First determine the value of sampling standard deviation:

Sampling standard deviation\( = \sqrt {npq} \)

Sampling standard deviation\( = \sqrt {\left( {2.326 \times {{10}^4}} \right)(0.0384)(0.962)} \)

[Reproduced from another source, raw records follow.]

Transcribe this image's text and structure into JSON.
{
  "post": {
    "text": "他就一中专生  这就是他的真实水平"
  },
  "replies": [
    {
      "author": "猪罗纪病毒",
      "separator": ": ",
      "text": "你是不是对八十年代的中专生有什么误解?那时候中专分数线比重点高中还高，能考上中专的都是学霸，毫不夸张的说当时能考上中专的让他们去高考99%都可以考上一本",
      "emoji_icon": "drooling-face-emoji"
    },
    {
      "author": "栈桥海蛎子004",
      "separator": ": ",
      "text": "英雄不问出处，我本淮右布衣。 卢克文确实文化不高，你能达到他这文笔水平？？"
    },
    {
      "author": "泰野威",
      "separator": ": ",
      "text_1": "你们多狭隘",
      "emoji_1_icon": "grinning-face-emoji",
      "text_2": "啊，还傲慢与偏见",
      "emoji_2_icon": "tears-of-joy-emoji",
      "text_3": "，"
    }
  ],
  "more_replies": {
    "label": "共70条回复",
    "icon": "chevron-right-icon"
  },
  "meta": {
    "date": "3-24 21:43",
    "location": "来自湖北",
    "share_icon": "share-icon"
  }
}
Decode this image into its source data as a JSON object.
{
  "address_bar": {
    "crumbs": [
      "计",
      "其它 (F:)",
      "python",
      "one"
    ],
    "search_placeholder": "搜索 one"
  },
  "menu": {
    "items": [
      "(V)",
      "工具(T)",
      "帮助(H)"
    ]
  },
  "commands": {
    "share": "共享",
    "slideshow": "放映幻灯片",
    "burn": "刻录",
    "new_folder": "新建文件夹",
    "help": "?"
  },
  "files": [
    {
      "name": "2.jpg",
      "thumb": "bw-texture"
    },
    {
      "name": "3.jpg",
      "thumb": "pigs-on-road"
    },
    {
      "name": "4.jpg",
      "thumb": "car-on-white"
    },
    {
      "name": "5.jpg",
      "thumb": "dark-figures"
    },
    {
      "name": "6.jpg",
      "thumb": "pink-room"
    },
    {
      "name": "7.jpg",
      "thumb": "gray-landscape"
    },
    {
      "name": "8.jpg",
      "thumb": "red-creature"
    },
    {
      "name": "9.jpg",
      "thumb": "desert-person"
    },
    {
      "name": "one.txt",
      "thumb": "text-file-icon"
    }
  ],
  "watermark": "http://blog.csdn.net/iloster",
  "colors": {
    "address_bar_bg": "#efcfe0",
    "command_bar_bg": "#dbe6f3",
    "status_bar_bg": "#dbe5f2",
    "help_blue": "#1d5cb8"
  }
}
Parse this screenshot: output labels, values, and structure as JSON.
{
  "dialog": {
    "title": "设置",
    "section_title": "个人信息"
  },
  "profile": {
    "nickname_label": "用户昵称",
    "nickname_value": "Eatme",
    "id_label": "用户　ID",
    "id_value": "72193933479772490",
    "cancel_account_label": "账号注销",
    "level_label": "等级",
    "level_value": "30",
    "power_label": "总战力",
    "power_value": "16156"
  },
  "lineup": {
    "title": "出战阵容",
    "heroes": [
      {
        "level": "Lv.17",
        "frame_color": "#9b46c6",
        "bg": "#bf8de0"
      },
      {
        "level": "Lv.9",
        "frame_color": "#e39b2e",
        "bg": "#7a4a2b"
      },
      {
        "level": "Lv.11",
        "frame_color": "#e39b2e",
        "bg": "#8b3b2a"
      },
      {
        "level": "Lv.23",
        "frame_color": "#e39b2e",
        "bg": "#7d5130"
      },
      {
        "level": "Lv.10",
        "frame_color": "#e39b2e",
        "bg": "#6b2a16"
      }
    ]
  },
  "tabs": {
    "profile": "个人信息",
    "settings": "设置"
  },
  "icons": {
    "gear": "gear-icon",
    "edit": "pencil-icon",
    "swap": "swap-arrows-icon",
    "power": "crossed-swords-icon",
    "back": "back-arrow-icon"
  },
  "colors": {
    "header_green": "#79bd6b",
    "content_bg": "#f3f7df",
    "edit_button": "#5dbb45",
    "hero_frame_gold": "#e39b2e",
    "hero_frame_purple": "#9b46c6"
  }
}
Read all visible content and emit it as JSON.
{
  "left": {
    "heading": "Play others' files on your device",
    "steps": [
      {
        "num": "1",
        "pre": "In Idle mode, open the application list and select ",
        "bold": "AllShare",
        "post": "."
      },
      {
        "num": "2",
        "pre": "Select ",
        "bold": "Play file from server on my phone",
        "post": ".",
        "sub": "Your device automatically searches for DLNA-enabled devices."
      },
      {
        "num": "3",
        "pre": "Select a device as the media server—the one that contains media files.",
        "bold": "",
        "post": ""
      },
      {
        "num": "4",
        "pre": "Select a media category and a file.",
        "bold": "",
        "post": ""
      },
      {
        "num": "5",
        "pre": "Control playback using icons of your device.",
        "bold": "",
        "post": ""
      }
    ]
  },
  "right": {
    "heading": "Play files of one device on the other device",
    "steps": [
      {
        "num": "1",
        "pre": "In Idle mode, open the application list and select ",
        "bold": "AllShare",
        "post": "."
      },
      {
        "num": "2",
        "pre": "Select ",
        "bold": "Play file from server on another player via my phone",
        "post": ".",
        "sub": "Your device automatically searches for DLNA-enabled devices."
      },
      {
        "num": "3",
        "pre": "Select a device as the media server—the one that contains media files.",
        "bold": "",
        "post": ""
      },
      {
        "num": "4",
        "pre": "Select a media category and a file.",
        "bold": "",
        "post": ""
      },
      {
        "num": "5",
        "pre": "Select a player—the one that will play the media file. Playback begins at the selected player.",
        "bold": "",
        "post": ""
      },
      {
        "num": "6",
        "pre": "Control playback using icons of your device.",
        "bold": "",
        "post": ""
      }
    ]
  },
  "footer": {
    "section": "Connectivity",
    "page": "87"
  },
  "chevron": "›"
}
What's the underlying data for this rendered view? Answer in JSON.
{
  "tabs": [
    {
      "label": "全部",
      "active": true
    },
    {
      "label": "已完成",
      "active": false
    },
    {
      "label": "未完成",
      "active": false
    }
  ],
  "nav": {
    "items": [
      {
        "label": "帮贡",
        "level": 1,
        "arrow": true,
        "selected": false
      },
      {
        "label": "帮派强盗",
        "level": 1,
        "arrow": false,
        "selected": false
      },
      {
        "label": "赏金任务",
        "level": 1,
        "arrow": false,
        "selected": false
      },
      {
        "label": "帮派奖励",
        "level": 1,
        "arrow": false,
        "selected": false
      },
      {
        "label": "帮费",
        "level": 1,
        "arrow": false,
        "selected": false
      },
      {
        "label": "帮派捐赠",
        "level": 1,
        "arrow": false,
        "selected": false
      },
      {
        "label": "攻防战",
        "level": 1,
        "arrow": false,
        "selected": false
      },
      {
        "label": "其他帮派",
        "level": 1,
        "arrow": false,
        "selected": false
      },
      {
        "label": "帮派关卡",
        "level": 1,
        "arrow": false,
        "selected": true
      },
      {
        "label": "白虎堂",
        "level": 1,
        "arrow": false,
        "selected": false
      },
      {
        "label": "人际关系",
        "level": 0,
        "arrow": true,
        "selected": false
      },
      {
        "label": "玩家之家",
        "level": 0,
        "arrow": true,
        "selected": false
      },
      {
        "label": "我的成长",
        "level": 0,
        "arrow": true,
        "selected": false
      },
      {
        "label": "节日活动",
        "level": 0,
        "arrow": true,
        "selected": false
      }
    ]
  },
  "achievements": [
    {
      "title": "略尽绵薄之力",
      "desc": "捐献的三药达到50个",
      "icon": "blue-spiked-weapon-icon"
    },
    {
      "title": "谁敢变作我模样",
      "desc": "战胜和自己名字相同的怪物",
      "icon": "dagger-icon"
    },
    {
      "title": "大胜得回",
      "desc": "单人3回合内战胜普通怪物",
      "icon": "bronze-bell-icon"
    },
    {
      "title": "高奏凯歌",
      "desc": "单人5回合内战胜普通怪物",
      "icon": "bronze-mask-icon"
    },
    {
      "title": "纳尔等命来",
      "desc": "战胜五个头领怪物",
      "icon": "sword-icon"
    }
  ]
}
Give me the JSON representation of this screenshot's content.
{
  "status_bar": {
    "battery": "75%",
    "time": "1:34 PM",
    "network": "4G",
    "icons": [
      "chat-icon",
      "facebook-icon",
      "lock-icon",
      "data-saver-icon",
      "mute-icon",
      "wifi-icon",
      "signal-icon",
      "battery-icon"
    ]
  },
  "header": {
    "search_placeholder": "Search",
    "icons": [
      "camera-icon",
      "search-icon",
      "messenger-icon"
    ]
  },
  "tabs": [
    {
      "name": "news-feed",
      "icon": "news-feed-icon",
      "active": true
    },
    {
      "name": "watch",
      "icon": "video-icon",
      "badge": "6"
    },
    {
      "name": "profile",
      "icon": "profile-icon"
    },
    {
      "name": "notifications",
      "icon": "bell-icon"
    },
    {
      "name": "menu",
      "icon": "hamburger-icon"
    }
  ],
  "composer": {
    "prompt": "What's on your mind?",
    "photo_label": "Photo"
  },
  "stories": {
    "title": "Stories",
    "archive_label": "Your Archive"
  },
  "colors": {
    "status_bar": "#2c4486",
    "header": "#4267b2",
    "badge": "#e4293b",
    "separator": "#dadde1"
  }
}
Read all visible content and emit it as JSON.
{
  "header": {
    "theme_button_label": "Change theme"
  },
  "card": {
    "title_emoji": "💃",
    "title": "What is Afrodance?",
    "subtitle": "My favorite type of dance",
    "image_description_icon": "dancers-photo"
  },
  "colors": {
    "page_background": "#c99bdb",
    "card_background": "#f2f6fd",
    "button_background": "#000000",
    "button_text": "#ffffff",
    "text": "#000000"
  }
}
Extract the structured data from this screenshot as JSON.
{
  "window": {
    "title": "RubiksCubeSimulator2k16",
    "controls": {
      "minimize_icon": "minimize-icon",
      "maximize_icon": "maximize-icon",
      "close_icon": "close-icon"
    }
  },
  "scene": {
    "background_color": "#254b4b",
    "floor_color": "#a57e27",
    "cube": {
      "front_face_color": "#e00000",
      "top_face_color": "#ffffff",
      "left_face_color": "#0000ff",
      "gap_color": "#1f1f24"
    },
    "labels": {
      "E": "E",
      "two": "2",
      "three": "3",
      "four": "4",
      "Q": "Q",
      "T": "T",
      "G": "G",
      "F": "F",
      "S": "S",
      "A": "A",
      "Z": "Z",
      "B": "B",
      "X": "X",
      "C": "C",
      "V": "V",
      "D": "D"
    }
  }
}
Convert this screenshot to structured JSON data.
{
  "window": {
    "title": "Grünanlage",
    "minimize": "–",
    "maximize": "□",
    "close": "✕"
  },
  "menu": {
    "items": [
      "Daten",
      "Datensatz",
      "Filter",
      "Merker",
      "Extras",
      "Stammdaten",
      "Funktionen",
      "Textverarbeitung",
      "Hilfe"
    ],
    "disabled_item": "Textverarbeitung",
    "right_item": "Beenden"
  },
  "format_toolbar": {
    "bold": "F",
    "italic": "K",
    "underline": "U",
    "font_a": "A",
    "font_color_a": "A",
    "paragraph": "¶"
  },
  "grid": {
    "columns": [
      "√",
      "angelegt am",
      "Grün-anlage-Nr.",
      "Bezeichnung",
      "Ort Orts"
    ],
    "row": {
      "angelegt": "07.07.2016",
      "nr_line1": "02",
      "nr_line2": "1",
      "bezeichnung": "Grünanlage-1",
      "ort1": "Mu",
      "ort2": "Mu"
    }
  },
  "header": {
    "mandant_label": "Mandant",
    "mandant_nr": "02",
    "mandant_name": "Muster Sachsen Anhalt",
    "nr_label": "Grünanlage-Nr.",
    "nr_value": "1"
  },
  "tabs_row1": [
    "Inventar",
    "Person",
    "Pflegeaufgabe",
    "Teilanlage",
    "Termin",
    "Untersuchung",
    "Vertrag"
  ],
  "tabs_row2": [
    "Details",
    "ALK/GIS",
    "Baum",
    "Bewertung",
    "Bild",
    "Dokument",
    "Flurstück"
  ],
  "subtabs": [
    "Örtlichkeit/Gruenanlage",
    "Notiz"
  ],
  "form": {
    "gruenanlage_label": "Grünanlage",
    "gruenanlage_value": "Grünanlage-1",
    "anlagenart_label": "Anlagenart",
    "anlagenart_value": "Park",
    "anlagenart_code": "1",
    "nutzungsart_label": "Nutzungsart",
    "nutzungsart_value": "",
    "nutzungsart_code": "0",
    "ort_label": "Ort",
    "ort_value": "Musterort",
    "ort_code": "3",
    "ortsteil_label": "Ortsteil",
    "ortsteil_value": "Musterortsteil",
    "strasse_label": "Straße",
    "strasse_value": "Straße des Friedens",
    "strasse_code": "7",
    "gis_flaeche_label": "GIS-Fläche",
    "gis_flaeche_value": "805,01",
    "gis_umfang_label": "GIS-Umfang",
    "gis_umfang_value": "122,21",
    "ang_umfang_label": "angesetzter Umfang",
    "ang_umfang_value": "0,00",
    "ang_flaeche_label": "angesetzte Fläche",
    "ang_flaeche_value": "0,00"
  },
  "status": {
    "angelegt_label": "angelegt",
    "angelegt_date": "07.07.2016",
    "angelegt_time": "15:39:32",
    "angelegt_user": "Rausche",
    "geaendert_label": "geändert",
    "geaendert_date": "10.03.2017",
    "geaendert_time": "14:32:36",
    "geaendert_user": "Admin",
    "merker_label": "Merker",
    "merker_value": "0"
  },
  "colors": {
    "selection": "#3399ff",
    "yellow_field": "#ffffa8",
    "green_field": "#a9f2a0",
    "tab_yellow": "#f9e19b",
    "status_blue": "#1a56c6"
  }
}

Sampling standard deviation \( = 29.3\)

Next calculate the relative sampling standard deviations:

\({\rm{ (1) RSTD for}}\,{\rm{N}}{{\rm{a}}_2}C{O_3} = \frac{{29.3}}{{8.941 \times {{10}^2}}} = 3.28\% \)

(2) RSTD for\({{\rm{K}}_{\rm{2}}}{\rm{C}}{{\rm{O}}_{\rm{3}}}\)\( = \frac{{29.3}}{{2.237 \times {{10}^4}}} = 0.131\% \)

Therefore, the relative sampling standard deviation is\(3.28\% \)and \(0.131\% \).